President Obama shook up the blogosphere last week after issuing a video statement on proposed rules for an open internet. Adopting a surprisingly bullish stance, the president argued that cable service providers shouldn't be allowed to arbitrarily block off websites, or extract fees for "priority" access (for so-called "internet fast lanes"). That seems like a win for consumers, even if it doesn't guarantee the FCC will agree with Obama's suggestions. At least regulators now have political cover to do right by the public.
But that doesn't necessarily liberate us from the Comcasts and AT&Ts of the world, says the staff at San Francisco-based Electronic Frontier Foundation. Net neutrality may be a milestone, but it can't fix the cable service oligopoly.
"If there was more competition in the market, people could vote with their wallets," EFF activist April Glaser says, adding that in many U.S. cities, customers only have one or two service providers to choose from. At most, they have four: Comcast, AT&T, Verizon, and Charter Communications.
San Francisco might be the exception. With more than 100 miles of city-owned fiber optic cable coursing below the streets, the city could create its own robust broadband system, Glaser says — one that would provide a viable alternative to the Big Four. The EFF views municipal fiber the way progressives view public power. If the latter can extricate us from PG&E, the former can free us up from Comcast.

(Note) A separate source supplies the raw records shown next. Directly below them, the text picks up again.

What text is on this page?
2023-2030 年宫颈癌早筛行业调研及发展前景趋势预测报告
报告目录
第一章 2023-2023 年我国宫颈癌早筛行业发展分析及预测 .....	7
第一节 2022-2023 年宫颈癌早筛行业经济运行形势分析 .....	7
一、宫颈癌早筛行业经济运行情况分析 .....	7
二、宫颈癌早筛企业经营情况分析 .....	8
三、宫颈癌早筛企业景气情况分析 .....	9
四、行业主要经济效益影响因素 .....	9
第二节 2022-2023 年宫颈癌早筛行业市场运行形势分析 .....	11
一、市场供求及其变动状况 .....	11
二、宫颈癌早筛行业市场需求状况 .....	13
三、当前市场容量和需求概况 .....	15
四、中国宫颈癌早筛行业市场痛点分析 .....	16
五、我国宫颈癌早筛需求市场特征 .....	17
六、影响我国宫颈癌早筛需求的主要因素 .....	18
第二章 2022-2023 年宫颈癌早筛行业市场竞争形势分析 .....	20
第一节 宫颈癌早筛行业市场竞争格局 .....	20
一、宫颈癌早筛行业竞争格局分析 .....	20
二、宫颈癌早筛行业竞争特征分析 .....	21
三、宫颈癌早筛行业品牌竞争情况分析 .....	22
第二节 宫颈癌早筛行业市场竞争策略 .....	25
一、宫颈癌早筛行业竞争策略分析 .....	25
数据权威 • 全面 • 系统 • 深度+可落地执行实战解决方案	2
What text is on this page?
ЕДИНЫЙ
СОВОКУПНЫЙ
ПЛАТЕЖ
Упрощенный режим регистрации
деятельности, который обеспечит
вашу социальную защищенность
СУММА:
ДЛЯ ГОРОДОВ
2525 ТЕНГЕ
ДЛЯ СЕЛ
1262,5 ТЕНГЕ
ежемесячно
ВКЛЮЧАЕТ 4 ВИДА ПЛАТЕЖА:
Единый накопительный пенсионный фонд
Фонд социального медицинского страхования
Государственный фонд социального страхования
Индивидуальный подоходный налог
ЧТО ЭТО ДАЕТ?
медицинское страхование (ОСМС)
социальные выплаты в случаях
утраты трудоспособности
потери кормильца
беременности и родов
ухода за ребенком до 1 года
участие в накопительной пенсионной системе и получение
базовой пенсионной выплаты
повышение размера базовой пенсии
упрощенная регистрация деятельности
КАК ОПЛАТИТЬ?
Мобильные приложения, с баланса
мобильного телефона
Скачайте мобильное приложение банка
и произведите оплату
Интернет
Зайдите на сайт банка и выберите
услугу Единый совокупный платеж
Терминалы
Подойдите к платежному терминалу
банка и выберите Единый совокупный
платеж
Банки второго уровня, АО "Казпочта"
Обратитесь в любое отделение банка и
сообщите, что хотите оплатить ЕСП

Whether that's feasible is still an open question. In 2011, the city's Department of Technology reported that much of that cable was "dark," or unused, since the department typically installs 312 strands of backbone cable for each new extension, even though city agencies only use about 12 of them. At the time, Department of Technology officials wanted to lease out the excess for up to $200 per month, per mile — or $1.8 million annual revenue. They ultimately made good on those plans, spokesman Ron Vinson says, leasing fiber to entities like UCSF, and using some municipal bandwidth to supply free wifi to Market Street and to 32 parks.
But, Vinson says, providing a local network connection for every San Francisco home is a fiber-optic pipe dream.
"I don't know if we're gonna be able to do something like public power," he says, adding that such a network would require the city to dig up big stretches of sidewalk, then set up the kind of customer service infrastructure that takes big companies 10 years to build.
Granted, the Department of Technology can still lay enough fiber to wire a 300-unit housing complex — per Vinson, officials currently have their sights on a new Treasure Island Development. But even the Island isn't an island of net neutrality: Residents wanting to use the internet would have to call one of the Big Four carriers.